The route to Boulders took him down one side of the Mopani airstrip, used by national parks aircraft to access this part of the park. As he cruised along he picked up movement on the strip in his peripheral vision and stopped. A pack of seven wild dogs broke from the line of trees and started running down the strip. Graham put the truck into gear and accelerated to catch them.
As he drove, trying to keep one eye on the road, he saw the dogs moving into a practised formation. Ahead of them, for the first time, he saw an impala ram, running at full pace and occasionally leaping into the air.
One of the painted dogs, as they were also known, left the pack and veered left, towards him, and Graham eased off, not wanting the animal to inadvertently run into him, or vice versa. Across the other side of the gravel airstrip he saw another dog pushing to the right, into the bushes that lined the runway on the far side.
These two, Graham knew, would be the flankers, and they poured on the speed, moving either side of the impala and corralling him, preventing him from breaking left or right off the cleared ground.

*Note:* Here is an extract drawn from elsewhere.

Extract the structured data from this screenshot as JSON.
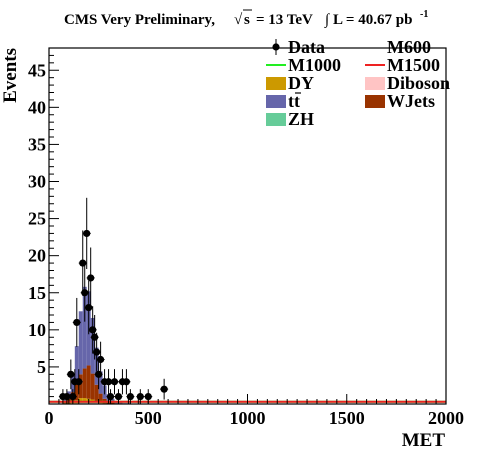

The main body of dogs had split into groups of two and three. The first pair were chasing the impala while the other three lagged slightly behind.
Graham accelerated again to keep up with the hunt and wondered if the dogs would run out of runway before they caught the impala, which might stand a better chance of losing them in the thick bush. Just as it looked like the antelope might outrun them, the game changed. The three stragglers, who had been conserving their energy, sprinted past the lead two pursuers, who moved aside, adding extra security to the flanks.
The outriders circled in, and as the three-dog killer group finally caught the impala, the remainders formed a circle around it. The expert example of teamwork and choice of ground had sealed the ram’s fate almost from the start. When the dogs all closed in Graham stopped and watched through his binoculars.